Star Trek: The New Voyages 2
- First printing (Jan 1978)
- Editor: Sondra Marshak and Myrna Culbreath
- Cover artist: Eddie Jones
- Language: English
- Series: Star Trek
- Publisher: Bantam Books
- Publication date: January 1978
- Publication place: United States
- Pages: 252
- ISBN: 0-553-11392-5
- Preceded by: Star Trek: The New Voyages

= Star Trek: The New Voyages 2 =

Star Trek: The New Voyages 2 (1978) is an anthology of short fiction based on Star Trek, edited by Sondra Marshak and Myrna Culbreath. The anthology is follow-up to Star Trek: The New Voyages (1976). Jesco von Puttkamer wrote in the anthology's introduction that science fiction, such as Star Trek, humanizes space, making it "more understandable for the young in mind."

The editors credit the quality of stories previously published in Star Trek fanzines for the success of the first volume, The New Voyages. Their goal for the second volume was to include more unpublished stories. However, four of the included stories were previously published in fanzines.

The cover artist for the first printing is not identified in the book matter, but was identified as Eddie Jones in Space Wars: Worlds and Weapons (1979).

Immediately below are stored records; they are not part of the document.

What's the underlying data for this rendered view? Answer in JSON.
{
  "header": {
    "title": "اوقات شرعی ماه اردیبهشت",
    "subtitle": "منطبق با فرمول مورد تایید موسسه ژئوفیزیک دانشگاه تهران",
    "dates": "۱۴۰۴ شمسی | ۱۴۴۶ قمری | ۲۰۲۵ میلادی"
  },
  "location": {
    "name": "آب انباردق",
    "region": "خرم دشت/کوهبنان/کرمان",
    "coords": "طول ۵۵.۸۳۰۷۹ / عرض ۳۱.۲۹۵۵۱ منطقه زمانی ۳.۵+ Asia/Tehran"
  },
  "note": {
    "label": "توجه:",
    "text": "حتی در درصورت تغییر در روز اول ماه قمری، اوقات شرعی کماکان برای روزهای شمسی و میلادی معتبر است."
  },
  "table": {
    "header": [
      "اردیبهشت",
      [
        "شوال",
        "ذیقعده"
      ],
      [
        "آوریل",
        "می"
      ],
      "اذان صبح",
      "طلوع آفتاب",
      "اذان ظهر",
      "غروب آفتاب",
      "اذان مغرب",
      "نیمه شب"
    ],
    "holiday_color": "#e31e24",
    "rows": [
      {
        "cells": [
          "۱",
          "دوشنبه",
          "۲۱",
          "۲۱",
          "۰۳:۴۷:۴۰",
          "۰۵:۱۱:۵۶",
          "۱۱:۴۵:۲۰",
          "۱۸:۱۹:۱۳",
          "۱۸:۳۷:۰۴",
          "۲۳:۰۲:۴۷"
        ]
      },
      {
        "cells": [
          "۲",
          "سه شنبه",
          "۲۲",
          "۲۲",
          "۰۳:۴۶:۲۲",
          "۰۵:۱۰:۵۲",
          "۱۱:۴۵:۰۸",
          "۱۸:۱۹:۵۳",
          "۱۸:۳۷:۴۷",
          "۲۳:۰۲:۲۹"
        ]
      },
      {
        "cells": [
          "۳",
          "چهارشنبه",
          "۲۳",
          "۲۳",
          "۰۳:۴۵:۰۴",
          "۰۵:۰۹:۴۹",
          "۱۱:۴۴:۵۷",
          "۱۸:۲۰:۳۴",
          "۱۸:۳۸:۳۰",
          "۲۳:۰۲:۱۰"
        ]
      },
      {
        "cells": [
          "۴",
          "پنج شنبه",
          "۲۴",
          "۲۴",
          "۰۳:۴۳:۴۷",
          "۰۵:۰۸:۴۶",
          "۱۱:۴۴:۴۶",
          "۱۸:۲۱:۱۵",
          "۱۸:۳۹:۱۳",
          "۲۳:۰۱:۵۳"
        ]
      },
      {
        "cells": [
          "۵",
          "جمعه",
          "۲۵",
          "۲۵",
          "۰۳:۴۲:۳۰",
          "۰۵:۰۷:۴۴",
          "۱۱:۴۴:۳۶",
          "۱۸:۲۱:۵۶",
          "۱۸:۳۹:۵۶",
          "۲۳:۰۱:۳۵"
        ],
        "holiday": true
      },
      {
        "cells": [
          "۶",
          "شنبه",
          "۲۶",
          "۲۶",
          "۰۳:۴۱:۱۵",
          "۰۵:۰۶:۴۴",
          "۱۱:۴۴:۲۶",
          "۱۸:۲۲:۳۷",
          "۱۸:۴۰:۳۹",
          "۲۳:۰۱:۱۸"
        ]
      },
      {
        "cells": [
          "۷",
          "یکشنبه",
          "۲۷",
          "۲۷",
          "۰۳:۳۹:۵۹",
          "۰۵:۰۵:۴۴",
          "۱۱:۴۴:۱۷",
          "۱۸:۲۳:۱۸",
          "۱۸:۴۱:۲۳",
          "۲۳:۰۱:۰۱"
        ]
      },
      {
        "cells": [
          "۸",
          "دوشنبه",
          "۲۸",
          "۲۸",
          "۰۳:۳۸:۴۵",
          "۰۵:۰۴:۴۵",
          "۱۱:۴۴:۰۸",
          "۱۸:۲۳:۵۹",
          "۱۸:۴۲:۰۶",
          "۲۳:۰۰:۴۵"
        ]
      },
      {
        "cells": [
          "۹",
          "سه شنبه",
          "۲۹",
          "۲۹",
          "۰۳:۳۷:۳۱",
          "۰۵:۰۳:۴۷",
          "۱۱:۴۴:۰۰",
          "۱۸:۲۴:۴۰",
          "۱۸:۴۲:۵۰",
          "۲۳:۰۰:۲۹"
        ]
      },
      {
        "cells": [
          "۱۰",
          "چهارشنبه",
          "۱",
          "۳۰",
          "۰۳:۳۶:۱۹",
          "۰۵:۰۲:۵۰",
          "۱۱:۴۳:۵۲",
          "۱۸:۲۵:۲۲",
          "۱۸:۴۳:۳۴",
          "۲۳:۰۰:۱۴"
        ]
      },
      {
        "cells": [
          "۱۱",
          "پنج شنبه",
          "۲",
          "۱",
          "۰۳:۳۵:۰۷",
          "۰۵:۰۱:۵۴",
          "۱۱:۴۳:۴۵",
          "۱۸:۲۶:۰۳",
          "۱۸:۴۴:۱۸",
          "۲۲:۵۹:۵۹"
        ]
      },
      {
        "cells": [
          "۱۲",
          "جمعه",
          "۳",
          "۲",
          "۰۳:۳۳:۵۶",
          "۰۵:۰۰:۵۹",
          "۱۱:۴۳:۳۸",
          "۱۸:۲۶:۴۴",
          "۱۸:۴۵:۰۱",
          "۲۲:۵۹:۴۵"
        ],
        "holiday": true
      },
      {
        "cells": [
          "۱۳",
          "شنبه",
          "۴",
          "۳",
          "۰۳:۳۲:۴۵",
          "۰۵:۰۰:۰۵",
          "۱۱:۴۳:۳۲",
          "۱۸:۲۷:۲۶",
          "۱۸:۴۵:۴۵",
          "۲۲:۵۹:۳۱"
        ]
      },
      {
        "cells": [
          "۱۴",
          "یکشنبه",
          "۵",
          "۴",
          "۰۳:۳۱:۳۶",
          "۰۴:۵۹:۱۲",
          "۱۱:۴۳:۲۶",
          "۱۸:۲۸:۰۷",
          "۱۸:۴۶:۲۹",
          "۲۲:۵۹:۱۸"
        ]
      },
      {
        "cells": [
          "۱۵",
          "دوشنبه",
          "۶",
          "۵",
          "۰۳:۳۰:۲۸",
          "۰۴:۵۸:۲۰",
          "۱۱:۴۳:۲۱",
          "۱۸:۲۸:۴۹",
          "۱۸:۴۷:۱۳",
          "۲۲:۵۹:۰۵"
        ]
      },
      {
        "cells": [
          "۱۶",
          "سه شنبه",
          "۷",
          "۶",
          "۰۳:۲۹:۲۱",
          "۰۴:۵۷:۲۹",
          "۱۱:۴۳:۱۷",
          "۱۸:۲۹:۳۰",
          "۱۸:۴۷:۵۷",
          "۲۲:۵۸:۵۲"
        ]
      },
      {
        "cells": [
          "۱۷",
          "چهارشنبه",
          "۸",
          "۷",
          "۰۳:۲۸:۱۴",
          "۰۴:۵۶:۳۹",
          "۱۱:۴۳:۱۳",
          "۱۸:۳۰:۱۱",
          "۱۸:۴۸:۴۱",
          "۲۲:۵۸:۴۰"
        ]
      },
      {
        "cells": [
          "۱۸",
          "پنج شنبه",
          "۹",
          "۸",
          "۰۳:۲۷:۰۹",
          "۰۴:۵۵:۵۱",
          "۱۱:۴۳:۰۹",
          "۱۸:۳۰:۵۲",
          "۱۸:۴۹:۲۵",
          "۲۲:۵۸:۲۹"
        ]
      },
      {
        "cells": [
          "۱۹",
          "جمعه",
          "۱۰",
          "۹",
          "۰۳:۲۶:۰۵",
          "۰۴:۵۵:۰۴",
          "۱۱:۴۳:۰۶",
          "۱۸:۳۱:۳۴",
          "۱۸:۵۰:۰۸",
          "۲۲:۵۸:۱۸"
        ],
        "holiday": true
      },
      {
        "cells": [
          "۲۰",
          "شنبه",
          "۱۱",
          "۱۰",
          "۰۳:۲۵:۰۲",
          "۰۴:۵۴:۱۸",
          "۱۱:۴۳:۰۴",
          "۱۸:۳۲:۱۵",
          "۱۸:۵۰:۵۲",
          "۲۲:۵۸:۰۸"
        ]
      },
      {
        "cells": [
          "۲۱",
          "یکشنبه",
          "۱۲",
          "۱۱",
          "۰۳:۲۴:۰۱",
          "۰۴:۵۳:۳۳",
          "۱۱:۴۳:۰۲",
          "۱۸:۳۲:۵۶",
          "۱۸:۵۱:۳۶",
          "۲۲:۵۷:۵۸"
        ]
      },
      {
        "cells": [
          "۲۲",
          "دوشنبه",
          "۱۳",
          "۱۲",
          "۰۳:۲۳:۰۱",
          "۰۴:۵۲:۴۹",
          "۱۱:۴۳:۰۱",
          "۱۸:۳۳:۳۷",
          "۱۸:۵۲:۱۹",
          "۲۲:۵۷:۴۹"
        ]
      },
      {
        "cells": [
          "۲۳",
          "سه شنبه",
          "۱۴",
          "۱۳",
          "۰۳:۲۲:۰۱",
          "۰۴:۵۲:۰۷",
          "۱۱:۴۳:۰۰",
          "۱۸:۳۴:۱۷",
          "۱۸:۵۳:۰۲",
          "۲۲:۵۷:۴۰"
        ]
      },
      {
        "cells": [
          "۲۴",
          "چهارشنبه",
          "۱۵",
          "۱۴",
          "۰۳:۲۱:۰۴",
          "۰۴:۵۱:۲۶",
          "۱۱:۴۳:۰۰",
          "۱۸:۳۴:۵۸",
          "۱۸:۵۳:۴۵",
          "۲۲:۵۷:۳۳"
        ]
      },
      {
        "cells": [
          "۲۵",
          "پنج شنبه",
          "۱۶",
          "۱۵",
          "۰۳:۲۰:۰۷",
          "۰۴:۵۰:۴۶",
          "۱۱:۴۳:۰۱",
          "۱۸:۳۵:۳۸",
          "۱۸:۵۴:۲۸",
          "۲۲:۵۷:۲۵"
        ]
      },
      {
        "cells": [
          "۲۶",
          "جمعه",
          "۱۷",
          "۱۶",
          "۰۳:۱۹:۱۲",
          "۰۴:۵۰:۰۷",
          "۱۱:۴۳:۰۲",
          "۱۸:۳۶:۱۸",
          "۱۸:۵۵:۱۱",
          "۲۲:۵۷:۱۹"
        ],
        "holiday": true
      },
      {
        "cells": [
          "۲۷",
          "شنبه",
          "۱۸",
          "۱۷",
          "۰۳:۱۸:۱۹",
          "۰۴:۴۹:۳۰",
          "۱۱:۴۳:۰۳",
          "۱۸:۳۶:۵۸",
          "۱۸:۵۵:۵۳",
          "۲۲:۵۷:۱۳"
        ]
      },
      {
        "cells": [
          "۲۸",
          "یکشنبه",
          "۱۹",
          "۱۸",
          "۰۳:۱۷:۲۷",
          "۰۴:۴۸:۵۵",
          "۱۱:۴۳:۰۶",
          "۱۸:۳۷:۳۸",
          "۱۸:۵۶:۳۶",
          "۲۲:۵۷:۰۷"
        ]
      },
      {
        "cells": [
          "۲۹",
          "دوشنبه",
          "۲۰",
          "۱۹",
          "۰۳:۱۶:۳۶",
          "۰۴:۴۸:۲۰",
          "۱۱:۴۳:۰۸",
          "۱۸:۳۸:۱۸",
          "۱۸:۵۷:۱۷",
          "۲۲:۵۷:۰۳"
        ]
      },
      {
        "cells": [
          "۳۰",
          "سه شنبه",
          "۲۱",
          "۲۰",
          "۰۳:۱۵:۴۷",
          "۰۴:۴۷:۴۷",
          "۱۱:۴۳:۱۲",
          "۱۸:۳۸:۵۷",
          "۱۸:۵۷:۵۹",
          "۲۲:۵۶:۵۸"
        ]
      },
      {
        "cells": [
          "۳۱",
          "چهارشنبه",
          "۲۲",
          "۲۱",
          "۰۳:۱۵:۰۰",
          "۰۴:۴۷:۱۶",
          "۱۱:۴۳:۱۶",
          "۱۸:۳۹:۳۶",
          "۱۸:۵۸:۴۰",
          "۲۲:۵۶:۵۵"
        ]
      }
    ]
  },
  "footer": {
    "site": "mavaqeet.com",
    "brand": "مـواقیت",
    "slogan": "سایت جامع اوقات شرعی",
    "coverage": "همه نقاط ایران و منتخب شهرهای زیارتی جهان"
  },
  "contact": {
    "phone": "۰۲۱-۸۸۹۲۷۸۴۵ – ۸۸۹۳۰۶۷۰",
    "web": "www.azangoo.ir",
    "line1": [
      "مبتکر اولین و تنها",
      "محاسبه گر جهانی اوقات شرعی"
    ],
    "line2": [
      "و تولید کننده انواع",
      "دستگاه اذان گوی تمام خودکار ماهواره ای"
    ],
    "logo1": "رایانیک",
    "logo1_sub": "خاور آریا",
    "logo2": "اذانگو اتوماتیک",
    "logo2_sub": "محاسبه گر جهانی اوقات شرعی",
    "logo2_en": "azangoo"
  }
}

Marshak and Culbreath co-wrote and released the original novel The Price of the Phoenix prior to completing work on the anthology.

== Contents ==
Stories and poems are prefaced by introductions from the editors.
- Preface: "The Once and Future Voyages 2 -- The Camelot Connection", by Sondra Marshak and Myrna Culbreath.
- Introduction, by Jesco von Puttkamer.
- "Surprise!" by Nichelle Nichols, Sondra Marshak and Myrna Culbreath. Captain Kirk's birthday celebration is disrupted by an energy creature found on board the Enterprise.
- "Snake Pit!" by Connie Faddis. (Originally published in Universal Transmitter 1.) The Enterprise intervenes in a conflict between the Hualans and a Federation starbase.
- "The Patient Parasites", teleplay by Russell Bates. A landing party is held hostage by a deranged robot probe.
- "In the Maze", by Jennifer Guttridge. (Originally published in T-Negative 23.) The crew are studied and experimented upon by extra-dimensional beings.
- "Cave-In", poem by Jane Peyton. (Originally published in Spockanalia 5.)
- "Marginal Existence", by Connie Faddis. (Originally published in T-Negative 11.) A landing party discovers an ancient city populated by some kind of sleeping humanoids.
- "The Procrustean Petard", by Sondra Marshak and Myrna Culbreath. The genders of the Enterprise crew are reversed.
- "The Sleeping God", by Jesco von Puttkamer. Enterprise investigates attacks on inhabited worlds by an unknown, planet-sized, computer. They receive help from an equally unknown, but powerful, telepath.
- "Elegy For Charlie", poem by Antonia Vallario.
- Postscript: "Gentlepersons — The Vulcan Connection", essay by Marguerite B. Thompson.
- "Soliloquy", poem by Marguerite B. Thompson.

== Sequels ==
Additional volumes were planned, but they were never realized. Some time after The New Voyages 2 was released, the license for Star Trek tie-in fiction was awarded to Pocket Books. From 1981 onward, Pocket released a new line of books based on Star Trek, and did not continue any of the lines created by Bantam, including The New Voyages series.

Pocket Books launched the Strange New Worlds book line, edited by Dean Wesley Smith, in 1998.